Barron's has a feature story on cyclicals, mentioning New Holland and Deere by name along with Agco as particularly undervalued, and citing the buybacks. Honestly, if there's a big pop in the stocks Monday - especially NH, then I'd consider selling, since the "Barron's effect" rarely holds up long (see TRC) in the face of a continued lackadaisical story. This bear market ain't over yet, and the ag equips companies are now saying that there will be a bigger falloff in 1999 even than in 1998. So if there's a pop, chances are you'll be able to buy them back cheaper at a later date. Not that I'm knocking the businsesses, see biz.yahoo.com . But yes I'm trying to time it a bit.

Re: USU, this is oh so typical of Wall Street. Didn't it get down to 13 again? I didn't see it. The dividend should be safe, and you're buying it because the dividend is safe - cash flow is still tremendous, and the higher electricity costs are transient. The AVLIS expense will be capitalized in a few years, and in a few more years, electricity costs will be cut to a fraction of what they are now. So you can buy it for the dividend, and sit on it, since once the dividend is paid consistently, the stock will likely hit $18-20 or so simply on that. The rest of the story may take longer to work out, but reported earnings will jump once they capitalize AVLIS. No doubt AVLIS is a big deal, but as I understand it now they're past the research stage (courtesy of $billions and years of work from the gov't) and already for practical purposes entering the commercialization stage.

That said, USU is not the world's greatest business, and truly last week there were other stocks that you should have been buying, even if it meant selling USU. If Deswell hits 6 again, or if New Holland hits 9 1/2 , or if Midway hits 9 1/4, well I won't be holding onto my USU at 16 or even 14 - it's not for margined accounts, and if stocks get down that cheap again then I'll go on margin to buy them up just like I did last week. I'm back off margin now, but when you have companies trading at 1.5X earnings net of cash and debt with 15% dividends, well I'm not gonna feel like I'm risking money by borrowing at 7-8% to buy them. Heck, I'd LBO them if could.

Good investing,
Mike



To: Terrapin who wrote (5156)10/18/1998 11:12:00 PM
From: James Clarke  Read Replies (3) | Respond to of 78815
 
I was not pleased at all with USEC's announcement in its first conference call that it will fall short by 40 cents a share its first year. But they reiterated that the dividend will still be $1.10 and that much of the shortfall is of a one-time nature. I think more important than the financial loss was the loss of credibility. Management really annoyed institutional investors and sellside analysts by waiting until the quarterly announcement to admit to a signficant problem that they have known about for three months.

You should take comfort in the fact that the stock held at a level around the offering price.

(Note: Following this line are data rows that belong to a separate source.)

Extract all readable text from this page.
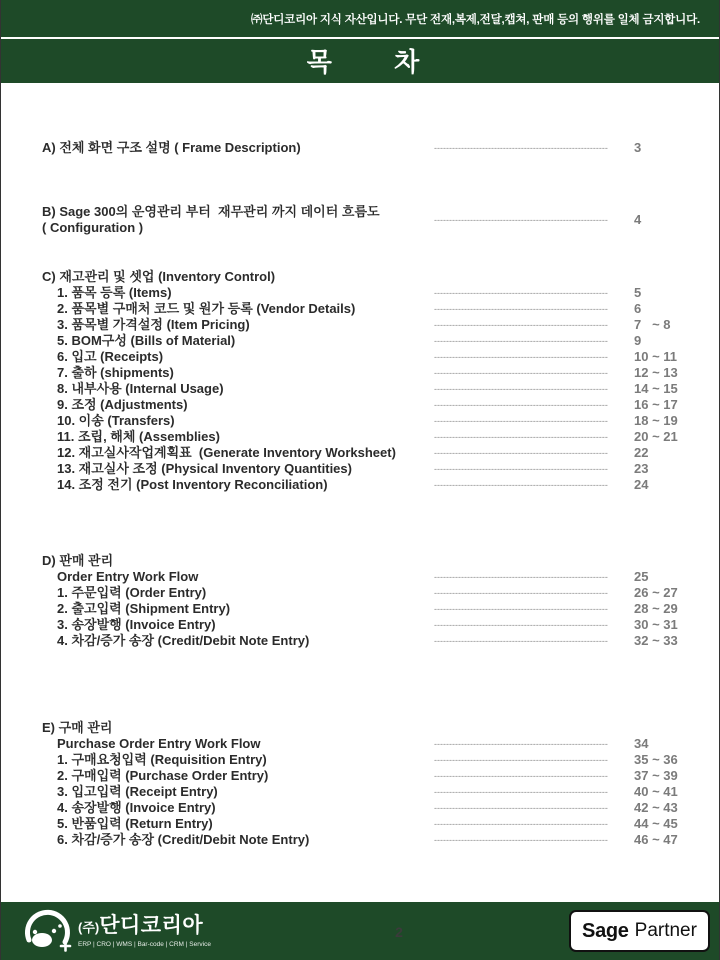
㈜단디코리아 지식 자산입니다. 무단 전재,복제,전달,캡쳐, 판매 등의 행위를 일체 금지합니다.
목 차
A) 전체 화면 구조 설명 ( Frame Description)	---------------------------------------------------------- 3
B) Sage 300의 운영관리 부터  재무관리 까지 데이터 흐름도
( Configuration )	---------------------------------------------------------- 4
C) 재고관리 및 셋업 (Inventory Control)
1. 품목 등록 (Items)	---------------------------------------------------------- 5
2. 품목별 구매처 코드 및 원가 등록 (Vendor Details)	---------------------------------------------------------- 6
3. 품목별 가격설정 (Item Pricing)	---------------------------------------------------------- 7   ~ 8
5. BOM구성 (Bills of Material)	---------------------------------------------------------- 9
6. 입고 (Receipts)	---------------------------------------------------------- 10 ~ 11
7. 출하 (shipments)	---------------------------------------------------------- 12 ~ 13
8. 내부사용 (Internal Usage)	---------------------------------------------------------- 14 ~ 15
9. 조정 (Adjustments)	---------------------------------------------------------- 16 ~ 17
10. 이송 (Transfers)	---------------------------------------------------------- 18 ~ 19
11. 조립, 해체 (Assemblies)	---------------------------------------------------------- 20 ~ 21
12. 재고실사작업계획표  (Generate Inventory Worksheet)	---------------------------------------------------------- 22
13. 재고실사 조정 (Physical Inventory Quantities)	---------------------------------------------------------- 23
14. 조정 전기 (Post Inventory Reconciliation)	---------------------------------------------------------- 24
D) 판매 관리
Order Entry Work Flow	---------------------------------------------------------- 25
1. 주문입력 (Order Entry)	---------------------------------------------------------- 26 ~ 27
2. 출고입력 (Shipment Entry)	---------------------------------------------------------- 28 ~ 29
3. 송장발행 (Invoice Entry)	---------------------------------------------------------- 30 ~ 31
4. 차감/증가 송장 (Credit/Debit Note Entry)	---------------------------------------------------------- 32 ~ 33
E) 구매 관리
Purchase Order Entry Work Flow	---------------------------------------------------------- 34
1. 구매요청입력 (Requisition Entry)	---------------------------------------------------------- 35 ~ 36
2. 구매입력 (Purchase Order Entry)	---------------------------------------------------------- 37 ~ 39
3. 입고입력 (Receipt Entry)	---------------------------------------------------------- 40 ~ 41
4. 송장발행 (Invoice Entry)	---------------------------------------------------------- 42 ~ 43
5. 반품입력 (Return Entry)	---------------------------------------------------------- 44 ~ 45
6. 차감/증가 송장 (Credit/Debit Note Entry)	---------------------------------------------------------- 46 ~ 47
(주)단디코리아
ERP | CRO | WMS | Bar-code | CRM | Service
2	Sage Partner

You won't find many IPOs that blow their first quarter and only drop 10%. I think many investors already understand there is something special here.

That said, the economics are virtually the same as they were before. What changed is investor psychology. I bought a good story that nobody understands and figured that one by one investors would jump aboard. Now the first thing a new investor is going to see is a major earnings disappointment and a lot of excuses. I have no intention of selling my shares, but the chance of a quick payoff is virtually shot. The dividend allows me to live with that and wait for the 2-3 year payoff while collecting a big premium to a bond return.

And Mike, that Deswell thing looks unbelievably cheap. I was just doing the "what's wrong with this picture" analysis. All I can find is that they are HQed in Hong Kong. I guess an Asian company now is about as popular as Hillary Clinton at a Fallwell rally. Is there some other big issue out there that should concern me? Does it really matter that they are in Asia - except of course, their costs have fallen. The company has no debt, so its not like they are some Korean conglomerate or Japanese bank tottering on the edge of bankruptcy. And their product does not seem particularly high-tech. So you tell me, what's wrong with this picture? I see the bull case - if you really want to convince me, tell me what people are so scared of.